就職を希望する県内全ての高校3年生を対象にした企業説明会「応募前サマー企業ガイダンス2015」(県など主催)が19日、和歌山市手平の和歌山ビッグウエーブとビッグホエールで初めて開かれた。県内のほぼ全高校に当たる39校の生徒2010人と教員、保護者が一堂に集い、参加した県内企業など111社の仕事内容や求める人材像について理解を深めた。
高校生の就職のスケジュールは、7月1日に学校で求人票が開示され、7~8月に企業見学を実施。9月5日から応募、学校推薦を開始する。今回は生徒の職場見学などの就職活動をより効果的なものにするため、また企業の求人拡大を期待し、7月1日前のこの時期に初開催した。
開会式で仁坂吉伸知事は「和歌山は働く所がないというが、それはまったくうそ。皆さんが目指したい分野の立派な企業がたくさんある。それを分かった上で就職先を考えて」とあいさつ。全国平均と比べた和歌山県の家賃の安さ、通勤時間の短さ、充実した医療・子育て環境などを紹介し、「『こんなはずじゃなかった』と思うのが一番いけない。しっかり自分の目で確かめて、人生を決めてもらいたい」とエールを送った。

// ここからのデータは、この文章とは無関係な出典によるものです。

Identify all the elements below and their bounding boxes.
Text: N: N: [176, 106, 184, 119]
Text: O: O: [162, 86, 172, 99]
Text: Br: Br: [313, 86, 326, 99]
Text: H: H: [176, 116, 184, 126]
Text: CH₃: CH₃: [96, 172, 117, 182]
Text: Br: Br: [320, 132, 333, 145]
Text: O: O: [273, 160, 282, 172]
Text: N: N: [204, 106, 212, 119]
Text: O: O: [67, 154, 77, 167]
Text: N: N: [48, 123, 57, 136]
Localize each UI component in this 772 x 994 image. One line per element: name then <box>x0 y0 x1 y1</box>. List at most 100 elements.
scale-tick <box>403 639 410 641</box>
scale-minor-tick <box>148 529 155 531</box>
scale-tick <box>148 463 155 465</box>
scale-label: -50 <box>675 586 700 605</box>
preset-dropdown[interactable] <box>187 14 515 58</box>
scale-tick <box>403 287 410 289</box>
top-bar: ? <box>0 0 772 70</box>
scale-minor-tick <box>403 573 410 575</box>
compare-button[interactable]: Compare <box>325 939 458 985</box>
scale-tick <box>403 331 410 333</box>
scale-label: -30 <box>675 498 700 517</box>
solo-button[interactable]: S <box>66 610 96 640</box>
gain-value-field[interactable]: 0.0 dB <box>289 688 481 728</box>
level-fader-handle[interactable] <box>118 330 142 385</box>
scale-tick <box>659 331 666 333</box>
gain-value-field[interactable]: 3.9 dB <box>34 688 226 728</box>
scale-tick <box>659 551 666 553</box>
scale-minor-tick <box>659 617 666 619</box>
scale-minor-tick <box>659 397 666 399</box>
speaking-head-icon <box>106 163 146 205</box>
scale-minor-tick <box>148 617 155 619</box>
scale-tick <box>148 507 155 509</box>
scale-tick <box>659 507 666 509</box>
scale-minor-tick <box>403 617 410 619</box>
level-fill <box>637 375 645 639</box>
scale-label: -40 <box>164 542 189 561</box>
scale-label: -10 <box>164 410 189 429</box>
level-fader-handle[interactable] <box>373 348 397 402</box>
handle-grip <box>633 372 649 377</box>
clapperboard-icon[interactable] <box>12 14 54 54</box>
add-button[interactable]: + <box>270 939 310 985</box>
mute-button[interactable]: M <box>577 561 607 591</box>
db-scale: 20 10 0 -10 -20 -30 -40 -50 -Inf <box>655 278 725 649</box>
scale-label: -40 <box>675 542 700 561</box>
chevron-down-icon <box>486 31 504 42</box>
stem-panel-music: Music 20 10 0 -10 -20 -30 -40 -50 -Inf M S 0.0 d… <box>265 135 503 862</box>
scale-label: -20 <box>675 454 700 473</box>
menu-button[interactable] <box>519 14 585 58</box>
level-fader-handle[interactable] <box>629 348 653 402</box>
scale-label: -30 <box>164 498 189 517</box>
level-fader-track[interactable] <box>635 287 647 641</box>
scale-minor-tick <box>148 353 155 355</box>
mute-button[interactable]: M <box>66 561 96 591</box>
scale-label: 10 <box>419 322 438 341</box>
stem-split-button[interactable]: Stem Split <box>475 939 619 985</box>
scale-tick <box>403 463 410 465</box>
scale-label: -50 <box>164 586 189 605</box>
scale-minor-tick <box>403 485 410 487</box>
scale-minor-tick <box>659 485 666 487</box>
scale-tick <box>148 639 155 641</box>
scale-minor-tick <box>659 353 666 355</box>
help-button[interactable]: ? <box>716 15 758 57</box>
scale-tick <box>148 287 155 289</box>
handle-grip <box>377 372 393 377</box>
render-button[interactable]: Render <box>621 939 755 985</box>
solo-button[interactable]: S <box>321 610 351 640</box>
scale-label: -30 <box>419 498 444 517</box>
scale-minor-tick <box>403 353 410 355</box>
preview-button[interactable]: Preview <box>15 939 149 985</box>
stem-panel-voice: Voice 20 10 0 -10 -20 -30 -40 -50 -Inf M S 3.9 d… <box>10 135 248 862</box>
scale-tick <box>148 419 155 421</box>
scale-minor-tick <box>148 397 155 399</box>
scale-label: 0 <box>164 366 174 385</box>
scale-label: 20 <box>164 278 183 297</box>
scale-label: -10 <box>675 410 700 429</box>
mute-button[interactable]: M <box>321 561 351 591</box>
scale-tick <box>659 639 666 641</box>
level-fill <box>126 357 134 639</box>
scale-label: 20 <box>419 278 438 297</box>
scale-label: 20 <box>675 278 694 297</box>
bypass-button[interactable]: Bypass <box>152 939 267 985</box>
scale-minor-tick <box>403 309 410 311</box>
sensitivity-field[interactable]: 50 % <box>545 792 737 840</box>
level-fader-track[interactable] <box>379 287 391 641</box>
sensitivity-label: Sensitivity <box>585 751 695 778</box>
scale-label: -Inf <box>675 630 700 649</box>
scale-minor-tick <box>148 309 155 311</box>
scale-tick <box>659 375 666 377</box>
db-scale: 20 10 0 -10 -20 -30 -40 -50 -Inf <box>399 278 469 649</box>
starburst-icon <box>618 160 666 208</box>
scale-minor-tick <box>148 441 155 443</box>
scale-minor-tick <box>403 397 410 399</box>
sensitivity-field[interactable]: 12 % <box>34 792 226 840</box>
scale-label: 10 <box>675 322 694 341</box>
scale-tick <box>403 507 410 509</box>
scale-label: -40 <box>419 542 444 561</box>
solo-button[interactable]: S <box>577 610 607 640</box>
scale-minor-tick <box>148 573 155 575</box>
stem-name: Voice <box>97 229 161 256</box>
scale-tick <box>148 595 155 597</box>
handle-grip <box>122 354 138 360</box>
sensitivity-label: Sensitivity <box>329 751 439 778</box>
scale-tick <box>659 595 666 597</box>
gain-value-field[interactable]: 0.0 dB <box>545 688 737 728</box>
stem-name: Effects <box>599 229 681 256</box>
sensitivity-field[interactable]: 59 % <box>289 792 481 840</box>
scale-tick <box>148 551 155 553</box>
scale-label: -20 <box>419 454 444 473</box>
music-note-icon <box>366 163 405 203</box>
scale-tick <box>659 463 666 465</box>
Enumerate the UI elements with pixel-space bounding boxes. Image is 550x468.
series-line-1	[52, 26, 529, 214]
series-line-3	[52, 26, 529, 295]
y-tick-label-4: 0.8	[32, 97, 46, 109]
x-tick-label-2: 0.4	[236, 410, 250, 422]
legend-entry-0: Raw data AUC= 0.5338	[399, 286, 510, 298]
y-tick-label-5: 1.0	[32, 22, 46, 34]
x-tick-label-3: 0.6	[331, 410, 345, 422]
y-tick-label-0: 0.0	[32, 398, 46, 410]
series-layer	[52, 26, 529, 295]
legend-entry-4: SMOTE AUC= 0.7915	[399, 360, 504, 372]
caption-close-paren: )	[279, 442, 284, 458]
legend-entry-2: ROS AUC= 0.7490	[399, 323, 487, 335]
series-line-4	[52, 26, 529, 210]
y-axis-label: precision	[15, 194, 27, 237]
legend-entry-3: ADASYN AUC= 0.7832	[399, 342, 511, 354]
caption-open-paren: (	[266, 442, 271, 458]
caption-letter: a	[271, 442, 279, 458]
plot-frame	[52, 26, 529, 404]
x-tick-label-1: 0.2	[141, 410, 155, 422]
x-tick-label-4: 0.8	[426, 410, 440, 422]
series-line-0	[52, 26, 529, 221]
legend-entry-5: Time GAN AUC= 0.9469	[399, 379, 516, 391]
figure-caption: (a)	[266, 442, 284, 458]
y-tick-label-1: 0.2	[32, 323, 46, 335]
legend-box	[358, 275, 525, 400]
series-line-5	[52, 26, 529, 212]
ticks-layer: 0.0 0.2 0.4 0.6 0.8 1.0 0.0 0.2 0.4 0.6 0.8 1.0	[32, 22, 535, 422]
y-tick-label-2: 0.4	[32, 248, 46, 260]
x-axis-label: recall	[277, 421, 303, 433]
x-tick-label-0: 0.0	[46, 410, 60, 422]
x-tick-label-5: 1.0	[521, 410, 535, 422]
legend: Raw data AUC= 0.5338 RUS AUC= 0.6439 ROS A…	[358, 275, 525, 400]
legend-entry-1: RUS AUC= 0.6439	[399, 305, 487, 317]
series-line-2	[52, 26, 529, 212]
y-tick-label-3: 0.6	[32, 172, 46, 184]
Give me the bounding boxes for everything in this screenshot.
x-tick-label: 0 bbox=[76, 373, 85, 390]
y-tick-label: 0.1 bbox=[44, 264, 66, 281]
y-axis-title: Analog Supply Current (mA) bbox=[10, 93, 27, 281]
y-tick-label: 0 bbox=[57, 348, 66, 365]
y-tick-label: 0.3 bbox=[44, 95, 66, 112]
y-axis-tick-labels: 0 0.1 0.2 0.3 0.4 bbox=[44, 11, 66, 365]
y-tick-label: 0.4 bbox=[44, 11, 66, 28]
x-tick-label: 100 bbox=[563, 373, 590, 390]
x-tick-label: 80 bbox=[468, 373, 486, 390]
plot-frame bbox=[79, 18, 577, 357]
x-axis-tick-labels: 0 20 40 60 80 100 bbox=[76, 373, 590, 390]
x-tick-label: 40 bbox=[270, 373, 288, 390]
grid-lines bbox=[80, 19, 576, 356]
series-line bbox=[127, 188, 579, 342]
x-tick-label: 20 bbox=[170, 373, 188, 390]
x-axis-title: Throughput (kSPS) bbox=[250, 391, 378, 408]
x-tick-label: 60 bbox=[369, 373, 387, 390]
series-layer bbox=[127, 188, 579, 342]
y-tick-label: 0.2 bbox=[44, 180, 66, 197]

生徒たちは就職の心構えやマナーなどについての講義を受けた後、興味のある企業のブースに分かれて説明を受けた。製造、サービス、医療・福祉、飲食・宿泊などさまざまな業種のブースが並び、採用担当者は「何のために働くか。売上や利益のためではなく、お客さんの便利さや幸せを追求するため」などと企業理念を熱弁していた。
県立南部高校龍神分校(田辺市)3年の伊藤百香さんは「卒業したら大阪で働こうと思っていたけど、知事の話で和歌山での就職も検討しようと思った」。カラカミ観光㈱ホテル古賀の井・コガノイベイホテル(白浜町)の日向訓司さん(51)は「高校生は夏休みには就職先を決めている場合がほとんどなので、この時期の説明会はありがたい。紀北の高校生にも広く会社を知ってもらいたい」と話していた。
来年度以降の開催について県労働政策課は、「生徒と企業の反応を見て継続するべきか検討していきたい」としている。